Health Benefits of Sweet Potatoes:
- A medium sweet potato with the skin contained four times the daily recommended intake of Vitamin A, a key nutrient in vision health, bone development and immune function.
- Sweet Potatoes are a good source of Vitamin C, manganese and fiber.
How to Select Sweet Potatoes:
- Look for small to medium sweet potatoes with firm, smooth and even-toned skin.
- Depending on the variety of sweet potato, the skin can range from bright red to rose colored to pale copper.
How to Store Sweet Potatoes:
- Store sweet potatoes in a cool, dark place like the pantry for up to 2 weeks. Keep them in a loosely covered bag to allow for air circulation.
- Do not refrigerate raw sweet potatoes, as doing so can alter their taste and flavor.

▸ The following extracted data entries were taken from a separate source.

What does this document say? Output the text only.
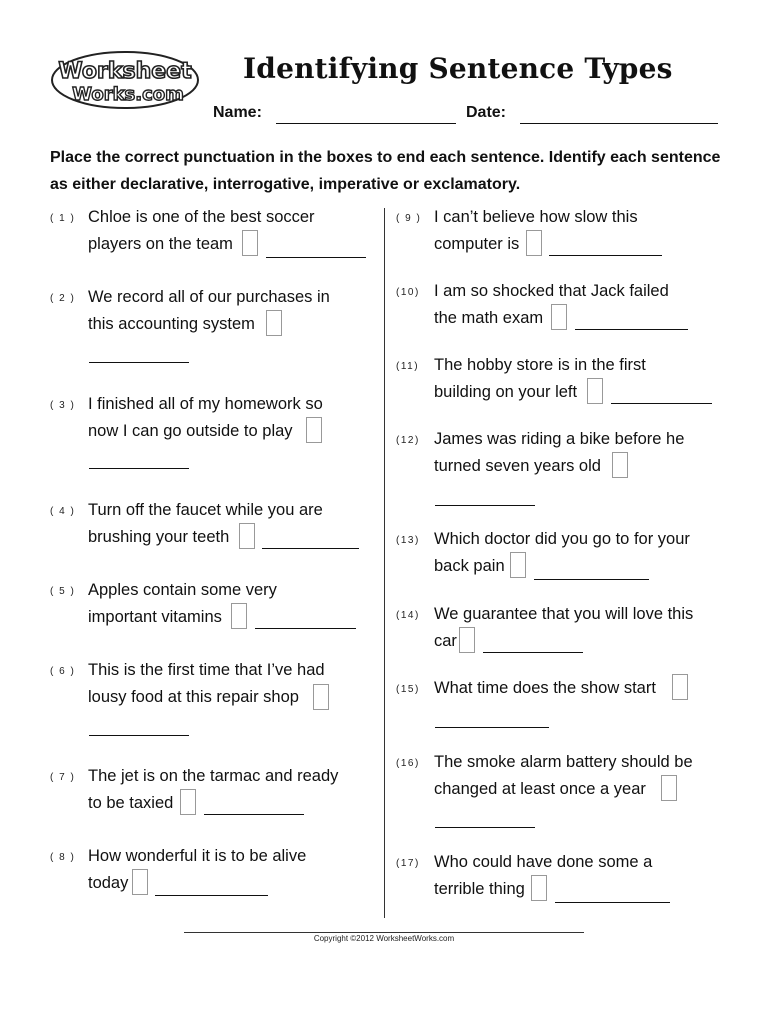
Worksheet
Works.com
Identifying Sentence Types
Name:	Date:
Place the correct punctuation in the boxes to end each sentence. Identify each sentence as either declarative, interrogative, imperative or exclamatory.
( 1 ) Chloe is one of the best soccer
players on the team
( 2 ) We record all of our purchases in
this accounting system
( 3 ) I finished all of my homework so
now I can go outside to play
( 4 ) Turn off the faucet while you are
brushing your teeth
( 5 ) Apples contain some very
important vitamins
( 6 ) This is the first time that I’ve had
lousy food at this repair shop
( 7 ) The jet is on the tarmac and ready
to be taxied
( 8 ) How wonderful it is to be alive
today
( 9 ) I can’t believe how slow this
computer is
(10) I am so shocked that Jack failed
the math exam
(11) The hobby store is in the first
building on your left
(12) James was riding a bike before he
turned seven years old
(13) Which doctor did you go to for your
back pain
(14) We guarantee that you will love this
car
(15) What time does the show start
(16) The smoke alarm battery should be
changed at least once a year
(17) Who could have done some a
terrible thing
Copyright ©2012 WorksheetWorks.com
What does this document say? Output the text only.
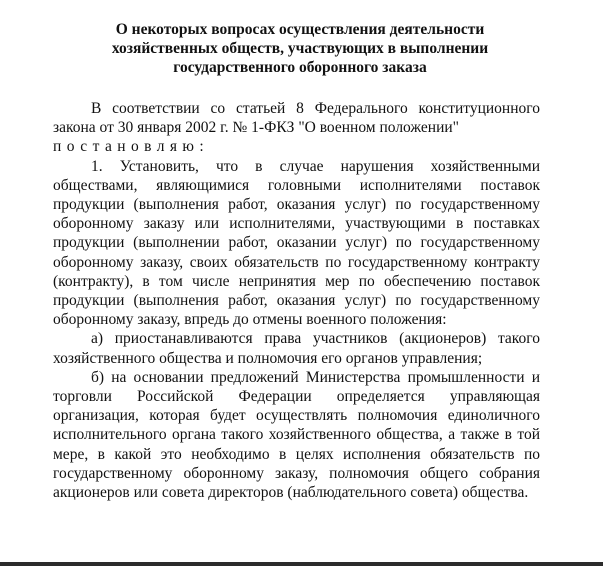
О некоторых вопросах осуществления деятельности
хозяйственных обществ, участвующих в выполнении
государственного оборонного заказа
В соответствии со статьей 8 Федерального конституционного закона от 30 января 2002 г. № 1-ФКЗ "О военном положении"
постановляю:

1. Установить, что в случае нарушения хозяйственными обществами, являющимися головными исполнителями поставок продукции (выполнения работ, оказания услуг) по государственному оборонному заказу или исполнителями, участвующими в поставках продукции (выполнении работ, оказании услуг) по государственному оборонному заказу, своих обязательств по государственному контракту (контракту), в том числе непринятия мер по обеспечению поставок продукции (выполнения работ, оказания услуг) по государственному оборонному заказу, впредь до отмены военного положения:

а) приостанавливаются права участников (акционеров) такого хозяйственного общества и полномочия его органов управления;

б) на основании предложений Министерства промышленности и торговли Российской Федерации определяется управляющая организация, которая будет осуществлять полномочия единоличного исполнительного органа такого хозяйственного общества, а также в той мере, в какой это необходимо в целях исполнения обязательств по государственному оборонному заказу, полномочия общего собрания акционеров или совета директоров (наблюдательного совета) общества.
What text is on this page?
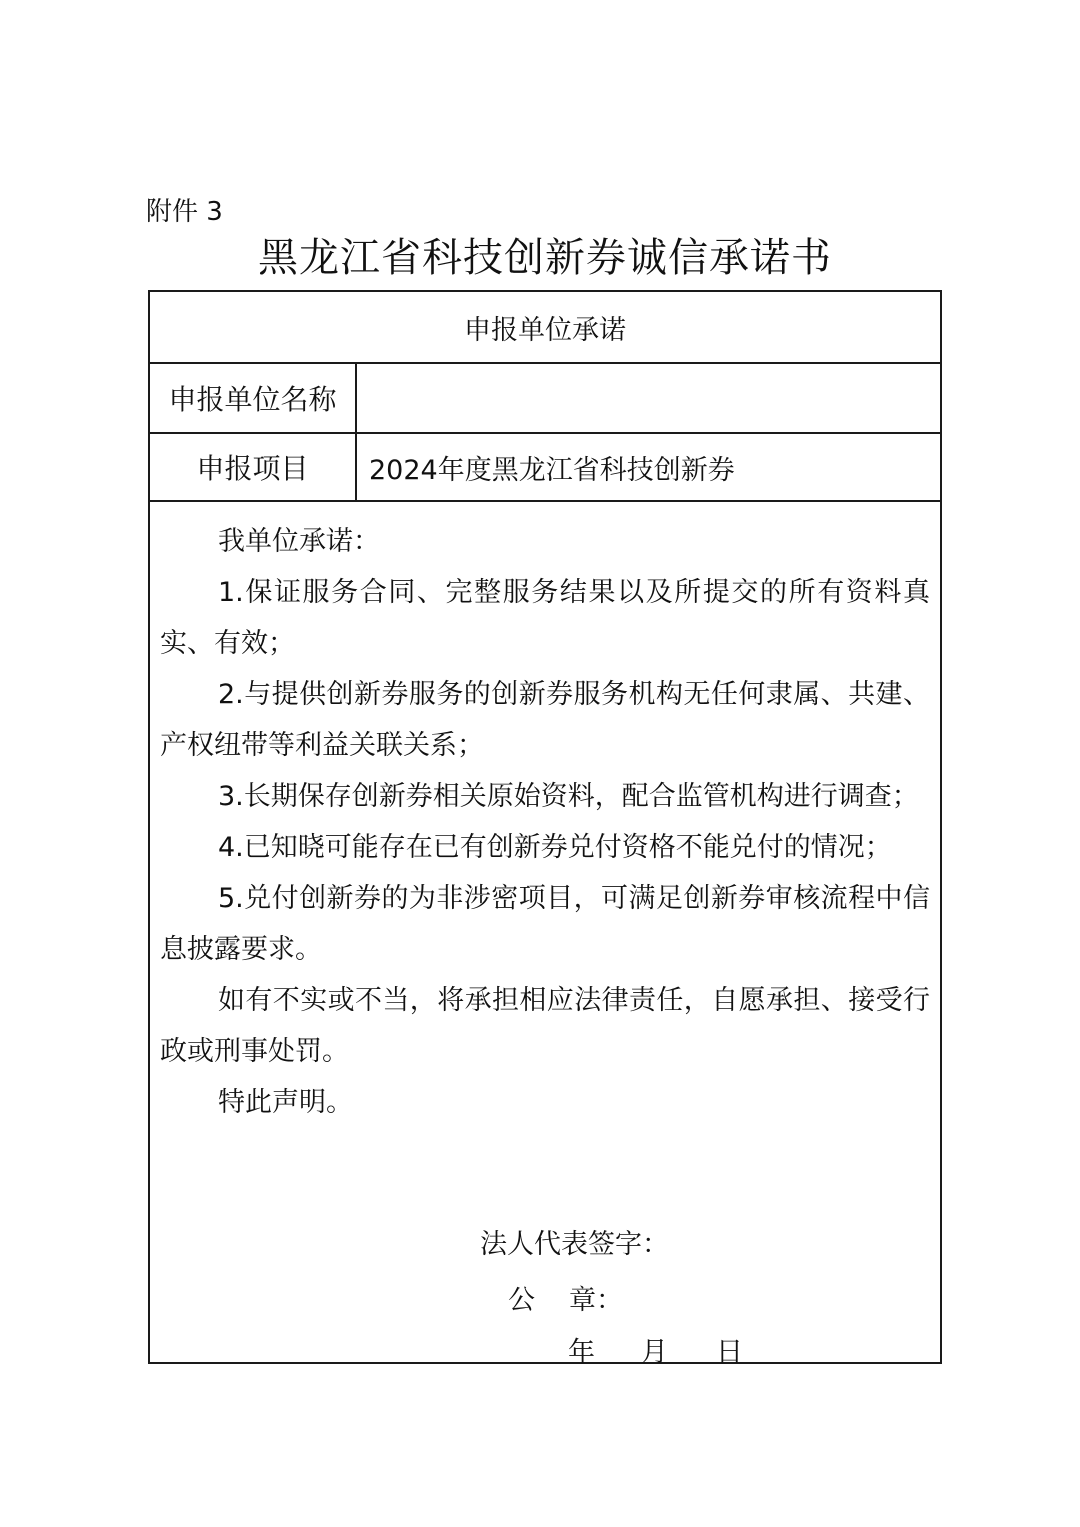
附件 3
黑龙江省科技创新券诚信承诺书
申报单位承诺
申报单位名称
申报项目	2024年度黑龙江省科技创新券

我单位承诺：

1.保证服务合同、完整服务结果以及所提交的所有资料真实、有效；

2.与提供创新券服务的创新券服务机构无任何隶属、共建、产权纽带等利益关联关系；

3.长期保存创新券相关原始资料，配合监管机构进行调查；

4.已知晓可能存在已有创新券兑付资格不能兑付的情况；

5.兑付创新券的为非涉密项目，可满足创新券审核流程中信息披露要求。

如有不实或不当，将承担相应法律责任，自愿承担、接受行政或刑事处罚。

特此声明。

法人代表签字：
公 章：
年 月 日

How to Prepare Sweetpotatoes:
- Prior to consuming, give sweet potatoes a light scrub under running water.
- Sweet potatoes do not need to be peeled and many of the vitamins in sweet potatoes are contained in the peel.
- Baking. The simplest is to bake them. Wrapping potatoes in aluminum foil protects their moisture, ensuring they come out of the oven soft and full of flavor.
- Par- Bake and Flash Fry. A family favorite is the bake sweet potatoes for 20-30 minutes, about half the time of a full baking cycle. Removing them early allows you to either slice or cube the still-firm potatoes and then pan fry them in sizzling olive, garlic and onions. This produces crispy, bite-sized pieces of crunchy flavor in each bite.
- Par-bake and Stir Fry. A variation is to par-bake them and cube the firm potatoes. Use the cubes in a stir-fry dish with other vegetables and thinly sliced meat, tofu or other protein options. Add spices to complement the mix of flavors.
- Mashed. For those who love mashed potatoes, sweet ones are a wonderful alternative. Peel baked potatoes and mash them with a beater.
- Fried. You can prepare them at home using a fryer and a light, healthier oil.
Fun Facts About Sweet Potatoes:
- Despite a physical similarity, yams and sweet potatoes are not even distantly related.
- George Washington farmed sweet potatoes on his Mount Vernon, Virginia farm.